В.: Та же самая проблема возникает с вопросом о смерти: «Что происходит, когда мы умираем?», «Что значит умереть?»
У.Г.: Мы не хотим соглашаться с фактом, что можем прожить только семьдесят или восемьдесят лет жизни. Со смертью все, чего мы достигли за этот промежуток времени, исчезает. Не желая признавать факт, что это конец, мы представляем себе загробную жизнь и создаем всевозможные фантазии. Мой ответ на вопрос такой: что, по-твоему, есть тут сейчас, что продолжится после смерти этого тела? Что касается тела, то для него не существует ни рождения, ни смерти. То, что мы называем смертью, – не что иное, как перетасовка атомов, а перетасовка атомов происходит по той простой причине, что необходимо поддерживать уровень энергии во Вселенной. И по этой простой причине, то есть для поддержания уровня энергии, миллионы людей стираются с лица земли посредством катастроф. Для природы эти события не катастрофичны. Землетрясение – это такая же необходимость и такая же составляющая деятельности планеты, как любое другое событие. (Конечно, это не утешение для тех, кто лишился своего имущества и своих близких. Землетрясения уничтожили огромную часть человечества.) Так что попытки обнаружить ответы на эти вопросы – не что иное, как диалектические размышления. Они не помогут разрешить насущные проблемы, стоящие перед человечеством…
Бесполезно отвечать на эти вопросы, потому что этому нет конца. Нет начала и нет конца. В природе все происходит по-другому. Все, что рождается, разрушается в ней. Видишь ли, рождение и смерть – это синхронные процессы. Как только исчезает непрерывность мысли или потребность испытывать одно и то же снова и снова, чтобы поддерживать то, что мы называем личностью, все эти вопросы, которые мы без конца повторяем, прекращаются. Мысль рождается, а затем растворяется в виде энергии – так устроена жизнь. Не то чтобы у меня было какое-то особое понимание законов природы, но все, что мы обнаруживаем относительно законов природы, используется для разрушения. Та небольшая выгода, которую мы извлекаем, приносит пользу только ничтожному проценту населения на этой планете. Она не доходит до уровня обычного человека. Почему нас так сильно впечатляют научные исследования? Мы можем дать им Нобелевскую премию. Мы можем дать им престижные награды. Но как они [эти исследования] отразятся на обычном человеке? Каждый раз, когда кто-нибудь приходит просить милостыню к моему дому, я говорю ему: «Иди к своему премьер-министру. Он там. Вы его выбрали. Вы посадили его туда, чтобы он кормил вас, одевал вас и давал вам крышу над головой». Знаешь, давать милостыню нищему – это самое вульгарное. Если ты что-то такое делаешь, то только лишь для самоудовлетворения. Ты чувствуешь кайф «благодетеля человечества». Ты не признаешь тот факт, что ты эгоистичен.

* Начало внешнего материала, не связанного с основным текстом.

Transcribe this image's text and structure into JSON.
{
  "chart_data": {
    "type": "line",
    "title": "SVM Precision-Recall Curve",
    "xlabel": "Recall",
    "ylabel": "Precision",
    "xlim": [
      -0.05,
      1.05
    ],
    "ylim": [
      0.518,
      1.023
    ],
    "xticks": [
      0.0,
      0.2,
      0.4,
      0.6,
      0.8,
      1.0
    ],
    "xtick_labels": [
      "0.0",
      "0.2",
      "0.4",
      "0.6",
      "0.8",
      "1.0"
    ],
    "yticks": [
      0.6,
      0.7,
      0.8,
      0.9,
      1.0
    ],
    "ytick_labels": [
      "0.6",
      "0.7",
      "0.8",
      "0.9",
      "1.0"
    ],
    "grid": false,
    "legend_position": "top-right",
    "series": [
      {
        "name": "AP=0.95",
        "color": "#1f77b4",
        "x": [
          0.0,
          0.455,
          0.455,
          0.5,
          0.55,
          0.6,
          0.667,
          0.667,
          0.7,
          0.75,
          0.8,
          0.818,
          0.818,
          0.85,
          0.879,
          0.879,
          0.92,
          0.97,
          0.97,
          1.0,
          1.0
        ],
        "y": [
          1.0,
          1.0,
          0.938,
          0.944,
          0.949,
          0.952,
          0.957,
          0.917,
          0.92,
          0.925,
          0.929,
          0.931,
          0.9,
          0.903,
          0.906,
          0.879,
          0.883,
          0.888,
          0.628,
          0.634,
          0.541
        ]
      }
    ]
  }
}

Мы ничего не делаем, чтобы решить проблемы. Ты можешь спросить меня: «А что делаешь ты?» Это естественный вопрос. Видишь ли, я не работаю на эту страну. Я ничуть не подвержен идеям национализма, патриотизма или другой чуши, которой нас учили в школе. Я совершенно ничему не научился ни у светских, ни у духовных учителей. Хотя я жил рядом с великими умами, взращенными в Оксфорде и Кембридже, я ничуть не выиграл от общения с ними.